Amanda Marfree tem 30 anos e nasceu no corpo de um menino em São Gonçalo (RJ), cidade em que começou a se prostituir para bancar os hormônios que tomava e outras modificações necessárias para ficar mais parecida com o que ela realmente é e se sente: uma mulher.
Depois de sofrer todo o preconceito, marginalização e opressão a que travestis e transexuais estão expostas, depois de se prostituir no Rio de Janeiro, na Itália por meio da cafetinagem e de ter sido deportada para São Paulo, Amanda vive um ano diferente de todos os outros: ela encontrou, na capital paulista, o programa Transcidadania [saiba mais sobre o programa aqui], da prefeitura, se tornou a primeira beneficiária a concluir o ensino médio e está prestes a ser a primeira transexual conselheira tutelar da história do município.
Considerada a melhor aluna da sala – que era, inclusive, uma turma mista que contava com homens e mulheres cisgêneros, jovens e adultos -, a transexual foi incentivada a se candidatar à vaga de conselheira tutelar em Itaquera, bairro em que vive em São Paulo, por sua empatia e sua sensibilidade para com os mais desamparados.

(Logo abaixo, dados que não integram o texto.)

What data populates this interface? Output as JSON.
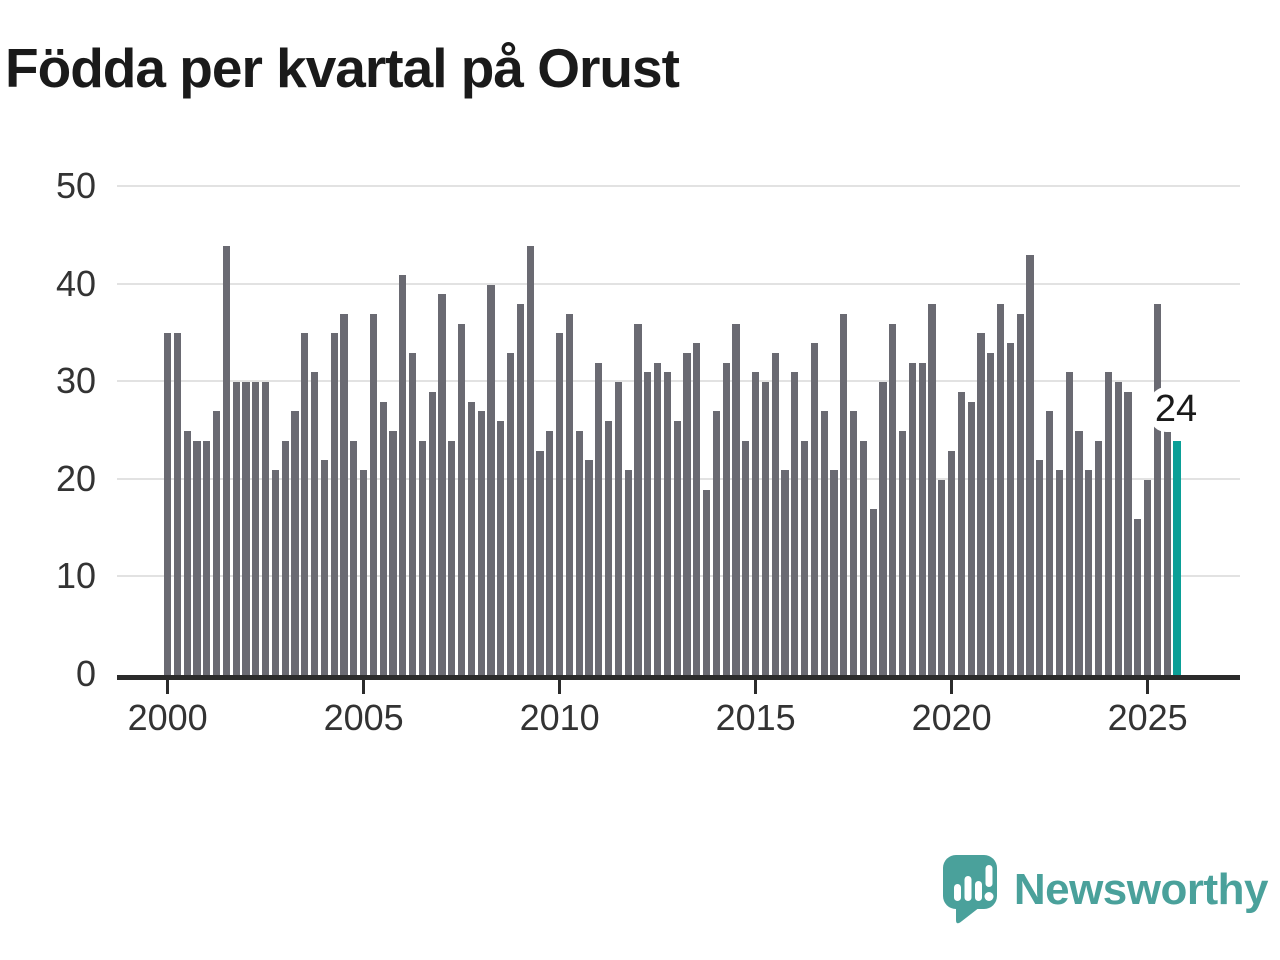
{
  "header": {
    "title": "Födda per kvartal på Orust"
  },
  "callout": {
    "label": "24"
  },
  "logo": {
    "text": "Newsworthy",
    "icon": "speech-bubble-bar-chart-icon"
  },
  "colors": {
    "bar": "#6a6a72",
    "highlight": "#0b9f97",
    "grid": "#e2e2e2",
    "axis": "#2b2b2b",
    "title_text": "#1a1a1a",
    "tick_text": "#333333",
    "logo_teal": "#4aa19b",
    "background": "#ffffff"
  },
  "chart_data": {
    "type": "bar",
    "title": "Födda per kvartal på Orust",
    "xlabel": "",
    "ylabel": "",
    "x_start": "2000 Q1",
    "x_end": "2025 Q4",
    "x_unit": "quarter",
    "values": [
      35,
      35,
      25,
      24,
      24,
      27,
      44,
      30,
      30,
      30,
      30,
      21,
      24,
      27,
      35,
      31,
      22,
      35,
      37,
      24,
      21,
      37,
      28,
      25,
      41,
      33,
      24,
      29,
      39,
      24,
      36,
      28,
      27,
      40,
      26,
      33,
      38,
      44,
      23,
      25,
      35,
      37,
      25,
      22,
      32,
      26,
      30,
      21,
      36,
      31,
      32,
      31,
      26,
      33,
      34,
      19,
      27,
      32,
      36,
      24,
      31,
      30,
      33,
      21,
      31,
      24,
      34,
      27,
      21,
      37,
      27,
      24,
      17,
      30,
      36,
      25,
      32,
      32,
      38,
      20,
      23,
      29,
      28,
      35,
      33,
      38,
      34,
      37,
      43,
      22,
      27,
      21,
      31,
      25,
      21,
      24,
      31,
      30,
      29,
      16,
      20,
      38,
      25,
      24
    ],
    "x_tick_labels": [
      "2000",
      "2005",
      "2010",
      "2015",
      "2020",
      "2025"
    ],
    "x_tick_indices": [
      0,
      20,
      40,
      60,
      80,
      100
    ],
    "y_ticks": [
      0,
      10,
      20,
      30,
      40,
      50
    ],
    "y_tick_labels": [
      "0",
      "10",
      "20",
      "30",
      "40",
      "50"
    ],
    "ylim": [
      0,
      50
    ],
    "grid": "horizontal",
    "legend": "none",
    "highlight_last_bar": true,
    "last_value_label": "24"
  }
}
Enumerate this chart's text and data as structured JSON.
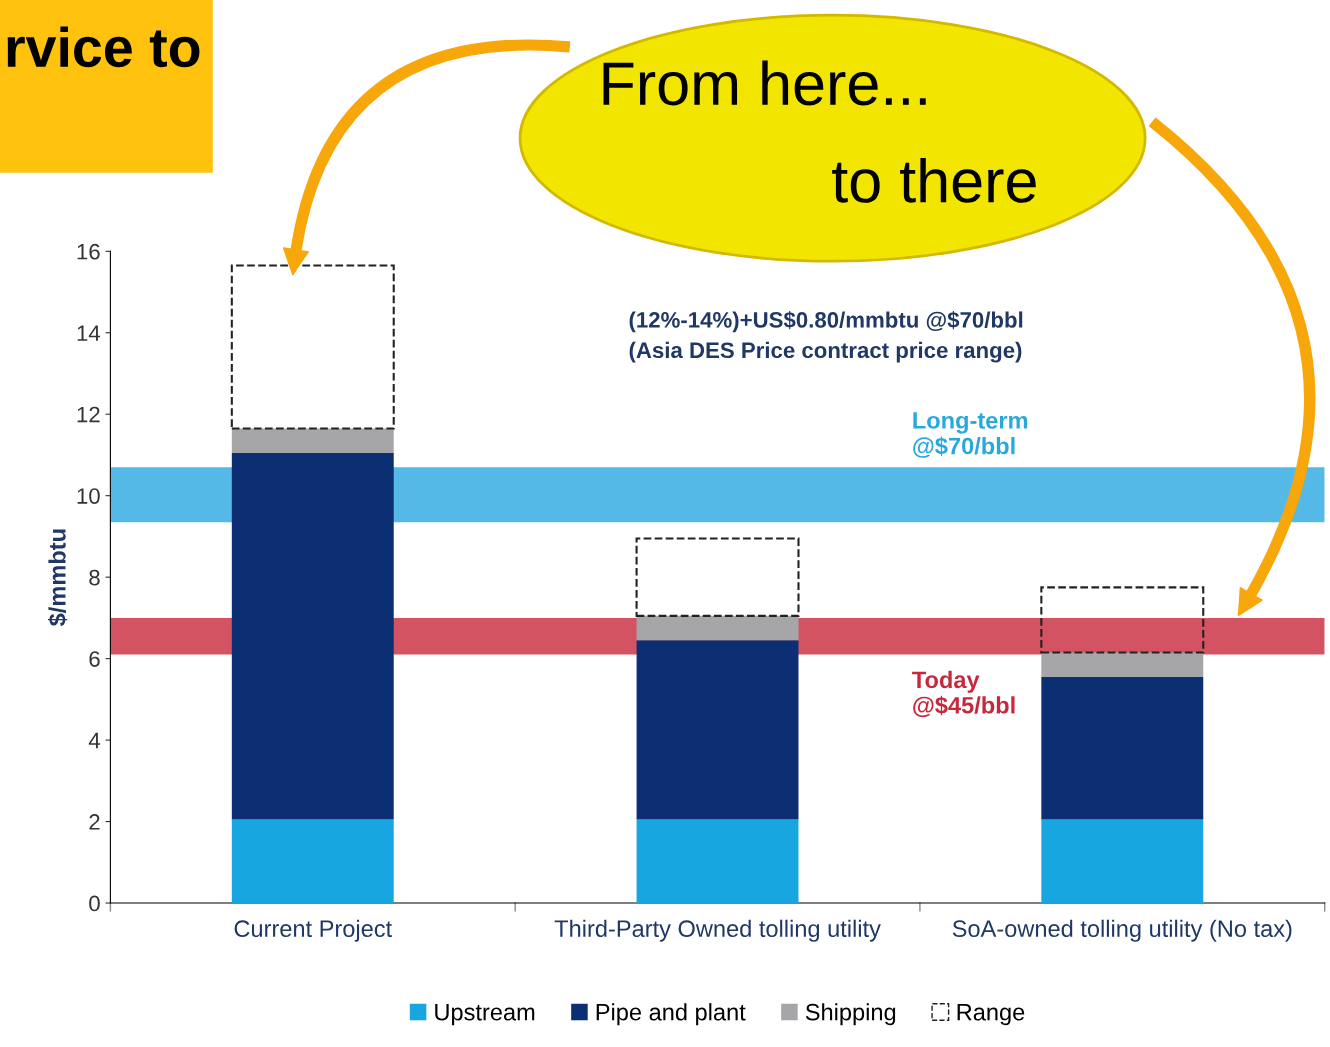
{
  "chart_data": {
    "type": "bar",
    "stacked": true,
    "ylabel": "$/mmbtu",
    "categories": [
      "Current Project",
      "Third-Party Owned tolling utility",
      "SoA-owned tolling utility (No tax)"
    ],
    "series": [
      {
        "name": "Upstream",
        "color": "#17a6e0",
        "values": [
          2.05,
          2.05,
          2.05
        ]
      },
      {
        "name": "Pipe and plant",
        "color": "#0c2f74",
        "values": [
          9.0,
          4.4,
          3.5
        ]
      },
      {
        "name": "Shipping",
        "color": "#a6a6a8",
        "values": [
          0.6,
          0.6,
          0.6
        ]
      },
      {
        "name": "Range",
        "color": "#222222",
        "line_style": "dashed",
        "values": [
          4.0,
          1.9,
          1.6
        ]
      }
    ],
    "ylim": [
      0,
      16
    ],
    "yticks": [
      0,
      2,
      4,
      6,
      8,
      10,
      12,
      14,
      16
    ],
    "grid": false,
    "legend": "bottom",
    "bands": [
      {
        "axis": "y",
        "from": 9.35,
        "to": 10.7,
        "label": "Long-term\n@$70/bbl",
        "color": "#29a8e0"
      },
      {
        "axis": "y",
        "from": 6.1,
        "to": 7.0,
        "label": "Today\n@$45/bbl",
        "color": "#c8283c"
      }
    ],
    "annotations": [
      "rvice to",
      "From here...",
      "to there",
      "(12%-14%)+US$0.80/mmbtu @$70/bbl\n(Asia DES Price contract price range)"
    ]
  }
}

“Me falaram que tinha essa oportunidade. Eu me interessei porque crianças e adolescentes que recorrem ao conselho tutelar são crianças desamparadas, que não têm proteção. Pessoas que já sofreram na vida e que foram desamparadas, como eu, entendem essa situação. Você tem que sentir na pele pra saber o que é”, diz.

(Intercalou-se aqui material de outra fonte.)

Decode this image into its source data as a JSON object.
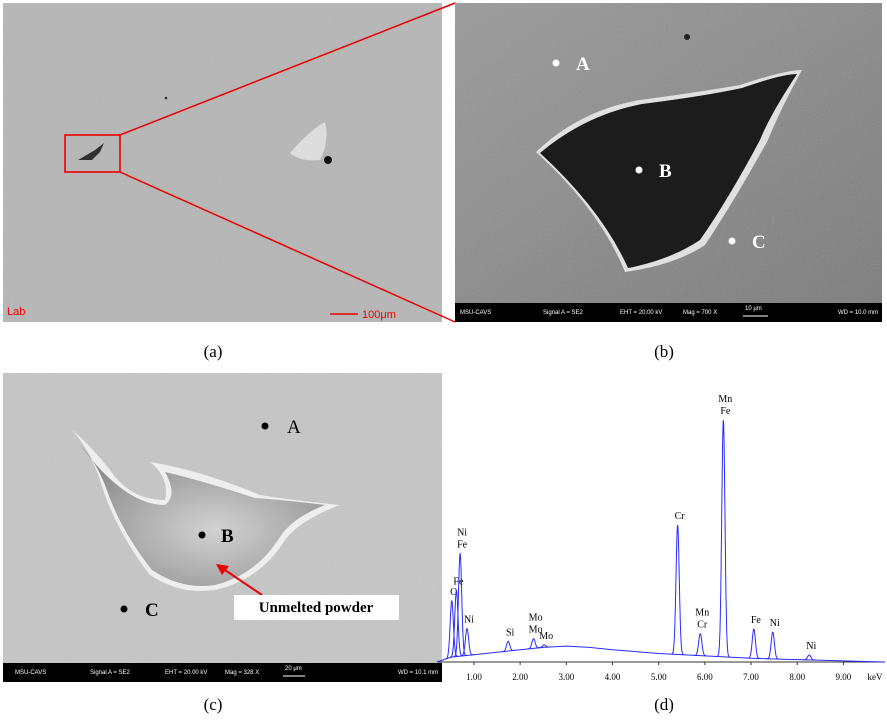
{
  "panels": {
    "a": {
      "caption": "(a)",
      "corner_label": "Lab",
      "scale_bar": "100μm"
    },
    "b": {
      "caption": "(b)",
      "points": [
        "A",
        "B",
        "C"
      ],
      "info": [
        "MSU-CAVS",
        "Signal A = SE2",
        "EHT = 20.00 kV",
        "Mag =  700 X",
        "10 μm",
        "WD = 10.0 mm"
      ]
    },
    "c": {
      "caption": "(c)",
      "points": [
        "A",
        "B",
        "C"
      ],
      "annotation": "Unmelted powder",
      "info": [
        "MSU-CAVS",
        "Signal A = SE2",
        "EHT = 20.00 kV",
        "Mag =  328 X",
        "20 μm",
        "WD = 10.1 mm"
      ]
    },
    "d": {
      "caption": "(d)",
      "x_unit": "keV",
      "xlim": [
        0.2,
        9.9
      ],
      "ylim": [
        0,
        100
      ],
      "xticks": [
        {
          "value": 1,
          "label": "1.00"
        },
        {
          "value": 2,
          "label": "2.00"
        },
        {
          "value": 3,
          "label": "3.00"
        },
        {
          "value": 4,
          "label": "4.00"
        },
        {
          "value": 5,
          "label": "5.00"
        },
        {
          "value": 6,
          "label": "6.00"
        },
        {
          "value": 7,
          "label": "7.00"
        },
        {
          "value": 8,
          "label": "8.00"
        },
        {
          "value": 9,
          "label": "9.00"
        }
      ],
      "background": {
        "x": [
          0.2,
          0.5,
          1.0,
          1.5,
          2.0,
          2.5,
          3.0,
          3.5,
          4.0,
          5.0,
          6.0,
          7.0,
          8.0,
          9.9
        ],
        "y": [
          0,
          2,
          3,
          4,
          5,
          6,
          6.5,
          6,
          5,
          3.5,
          2.5,
          1.5,
          1,
          0
        ]
      },
      "peak_width": 0.035,
      "peaks": [
        {
          "x": 0.52,
          "height": 23,
          "labels": [
            "O"
          ]
        },
        {
          "x": 0.62,
          "height": 27,
          "labels": [
            "Fe"
          ]
        },
        {
          "x": 0.7,
          "height": 42,
          "labels": [
            "Ni",
            "Fe"
          ]
        },
        {
          "x": 0.85,
          "height": 11,
          "labels": [
            "Ni"
          ]
        },
        {
          "x": 1.74,
          "height": 4,
          "labels": [
            "Si"
          ]
        },
        {
          "x": 2.29,
          "height": 4,
          "labels": [
            "Mo",
            "Mo"
          ]
        },
        {
          "x": 2.52,
          "height": 1,
          "labels": [
            "Mo"
          ]
        },
        {
          "x": 5.41,
          "height": 53,
          "labels": [
            "Cr"
          ]
        },
        {
          "x": 5.9,
          "height": 9,
          "labels": [
            "Mn",
            "Cr"
          ]
        },
        {
          "x": 6.4,
          "height": 97,
          "labels": [
            "Mn",
            "Fe"
          ]
        },
        {
          "x": 7.06,
          "height": 12,
          "labels": [
            "Fe"
          ]
        },
        {
          "x": 7.47,
          "height": 11,
          "labels": [
            "Ni"
          ]
        },
        {
          "x": 8.26,
          "height": 2,
          "labels": [
            "Ni"
          ]
        }
      ]
    }
  }
}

Concluindo o curso de Direitos Humanos e prestes a começar um curso profissionalizante – ambos pelo Transcidadania -, Amanda hoje se considera uma pessoa politizada, uma mulher empoderada e ciente de seus direitos. O Conselho Tutelar, para ela, é só um primeiro passo para uma vida de dedicação aos mais oprimidos.
No futuro, quer se formar em Assistência Social para ajudar as pessoas e, principalmente, transexuais e travestis que viveram as mesmas mazelas que viveu e que, até hoje, não tiveram como ela o privilégio de encontrar um espaço e um apoio para poder expressar sua identidade sem a condição de marginalização. “Eu acho que no termo ‘LGBT’ a parte mais vulnerável é o ‘T’. Estamos sempre militando por isso, porque é a parte mais fraca e agredida”, avalia.

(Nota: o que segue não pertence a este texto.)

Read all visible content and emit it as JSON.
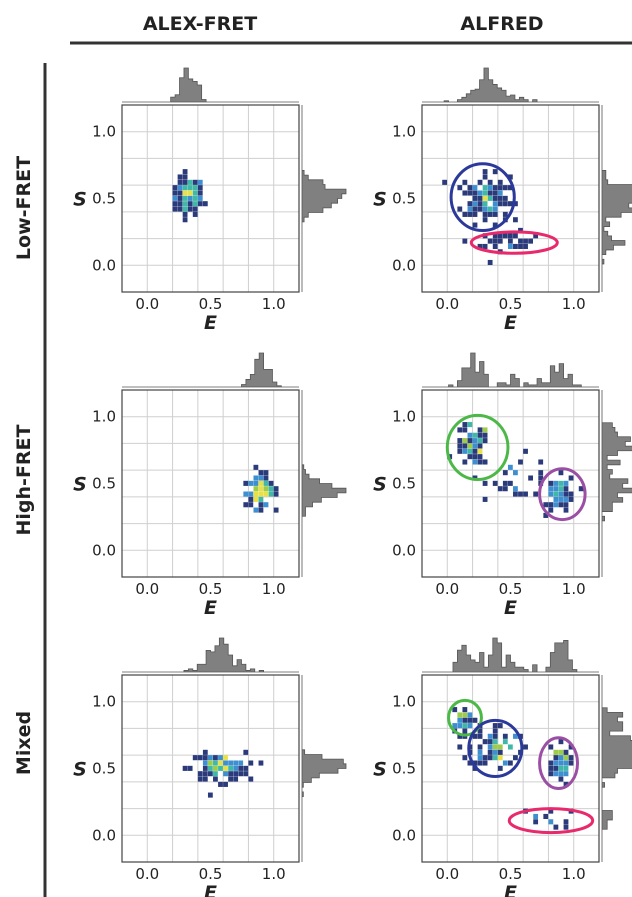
{
  "column_titles": [
    "ALEX-FRET",
    "ALFRED"
  ],
  "row_titles": [
    "Low-FRET",
    "High-FRET",
    "Mixed"
  ],
  "colors": {
    "histogram": "#808080",
    "grid": "#cfcfcf",
    "circle_blue": "#2b3a9a",
    "circle_green": "#4cb848",
    "circle_magenta": "#9b4fa4",
    "circle_red": "#e8296b"
  },
  "chart_data": [
    {
      "type": "scatter",
      "method": "ALEX-FRET",
      "population": "Low-FRET",
      "xlabel": "E",
      "ylabel": "S",
      "xlim": [
        -0.2,
        1.2
      ],
      "ylim": [
        -0.2,
        1.2
      ],
      "xticks": [
        "0.0",
        "0.5",
        "1.0"
      ],
      "yticks": [
        "0.0",
        "0.5",
        "1.0"
      ],
      "grid": true,
      "clusters": [
        {
          "E": 0.33,
          "S": 0.51,
          "sdE": 0.06,
          "sdS": 0.07,
          "n": 110
        }
      ],
      "circles": []
    },
    {
      "type": "scatter",
      "method": "ALFRED",
      "population": "Low-FRET",
      "xlabel": "E",
      "ylabel": "S",
      "xlim": [
        -0.2,
        1.2
      ],
      "ylim": [
        -0.2,
        1.2
      ],
      "xticks": [
        "0.0",
        "0.5",
        "1.0"
      ],
      "yticks": [
        "0.0",
        "0.5",
        "1.0"
      ],
      "grid": true,
      "clusters": [
        {
          "E": 0.3,
          "S": 0.5,
          "sdE": 0.09,
          "sdS": 0.09,
          "n": 130
        },
        {
          "E": 0.48,
          "S": 0.17,
          "sdE": 0.12,
          "sdS": 0.04,
          "n": 30
        }
      ],
      "circles": [
        {
          "color": "blue",
          "E": 0.28,
          "S": 0.51,
          "rE": 0.25,
          "rS": 0.25
        },
        {
          "color": "red",
          "E": 0.53,
          "S": 0.17,
          "rE": 0.34,
          "rS": 0.08
        }
      ]
    },
    {
      "type": "scatter",
      "method": "ALEX-FRET",
      "population": "High-FRET",
      "xlabel": "E",
      "ylabel": "S",
      "xlim": [
        -0.2,
        1.2
      ],
      "ylim": [
        -0.2,
        1.2
      ],
      "xticks": [
        "0.0",
        "0.5",
        "1.0"
      ],
      "yticks": [
        "0.0",
        "0.5",
        "1.0"
      ],
      "grid": true,
      "clusters": [
        {
          "E": 0.9,
          "S": 0.44,
          "sdE": 0.06,
          "sdS": 0.06,
          "n": 100
        }
      ],
      "circles": []
    },
    {
      "type": "scatter",
      "method": "ALFRED",
      "population": "High-FRET",
      "xlabel": "E",
      "ylabel": "S",
      "xlim": [
        -0.2,
        1.2
      ],
      "ylim": [
        -0.2,
        1.2
      ],
      "xticks": [
        "0.0",
        "0.5",
        "1.0"
      ],
      "yticks": [
        "0.0",
        "0.5",
        "1.0"
      ],
      "grid": true,
      "clusters": [
        {
          "E": 0.2,
          "S": 0.78,
          "sdE": 0.07,
          "sdS": 0.08,
          "n": 60
        },
        {
          "E": 0.9,
          "S": 0.42,
          "sdE": 0.06,
          "sdS": 0.07,
          "n": 45
        },
        {
          "E": 0.55,
          "S": 0.55,
          "sdE": 0.14,
          "sdS": 0.08,
          "n": 25
        }
      ],
      "circles": [
        {
          "color": "green",
          "E": 0.24,
          "S": 0.77,
          "rE": 0.24,
          "rS": 0.24
        },
        {
          "color": "magenta",
          "E": 0.91,
          "S": 0.42,
          "rE": 0.18,
          "rS": 0.19
        }
      ]
    },
    {
      "type": "scatter",
      "method": "ALEX-FRET",
      "population": "Mixed",
      "xlabel": "E",
      "ylabel": "S",
      "xlim": [
        -0.2,
        1.2
      ],
      "ylim": [
        -0.2,
        1.2
      ],
      "xticks": [
        "0.0",
        "0.5",
        "1.0"
      ],
      "yticks": [
        "0.0",
        "0.5",
        "1.0"
      ],
      "grid": true,
      "clusters": [
        {
          "E": 0.57,
          "S": 0.51,
          "sdE": 0.11,
          "sdS": 0.05,
          "n": 130
        }
      ],
      "circles": []
    },
    {
      "type": "scatter",
      "method": "ALFRED",
      "population": "Mixed",
      "xlabel": "E",
      "ylabel": "S",
      "xlim": [
        -0.2,
        1.2
      ],
      "ylim": [
        -0.2,
        1.2
      ],
      "xticks": [
        "0.0",
        "0.5",
        "1.0"
      ],
      "yticks": [
        "0.0",
        "0.5",
        "1.0"
      ],
      "grid": true,
      "clusters": [
        {
          "E": 0.14,
          "S": 0.87,
          "sdE": 0.05,
          "sdS": 0.05,
          "n": 30
        },
        {
          "E": 0.38,
          "S": 0.66,
          "sdE": 0.1,
          "sdS": 0.08,
          "n": 70
        },
        {
          "E": 0.88,
          "S": 0.53,
          "sdE": 0.05,
          "sdS": 0.08,
          "n": 45
        },
        {
          "E": 0.75,
          "S": 0.12,
          "sdE": 0.12,
          "sdS": 0.04,
          "n": 12
        }
      ],
      "circles": [
        {
          "color": "green",
          "E": 0.14,
          "S": 0.88,
          "rE": 0.13,
          "rS": 0.13
        },
        {
          "color": "blue",
          "E": 0.38,
          "S": 0.65,
          "rE": 0.21,
          "rS": 0.21
        },
        {
          "color": "magenta",
          "E": 0.88,
          "S": 0.54,
          "rE": 0.15,
          "rS": 0.19
        },
        {
          "color": "red",
          "E": 0.82,
          "S": 0.11,
          "rE": 0.33,
          "rS": 0.09
        }
      ]
    }
  ]
}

Confira abaixo a íntegra da conversa com Amanda.
Fórum – Como foi seu processo de identificação com seu gênero?
Amanda – Você se identifica desde que você se entende como gente, mas você não pode manifestar isso. Nem como gay. Desde que me entendo como gente eu me considero uma mulher, em um corpo de homem, só que não poderia me expressar. Com 15 anos, comecei a me montar à noite. Durante o dia me portava como homem, minha mãe não sabia.
Depois, minha mãe não queria me ver de mulher e falava: “você não precisa se vestir de mulher porque é gay, para se mostrar para o povo”. Mas eu não me vejo como gay, me vejo como mulher. Ela não entendia. Aí, com 16 anos, comecei a me prostituir para [comprar] hormônio, botar peito, que é o caminho que a gente faz e o risco que a gente corre.
Comecei a me prostituir em São Gonçalo, depois fui para Niterói e, com 20 anos, em Copacabana, recebi uma proposta para ir para a Itália. Rodei várias cidades, mas a que mais morei foi Perugia. Fiquei lá e, em 2007, fui deportada para São Paulo.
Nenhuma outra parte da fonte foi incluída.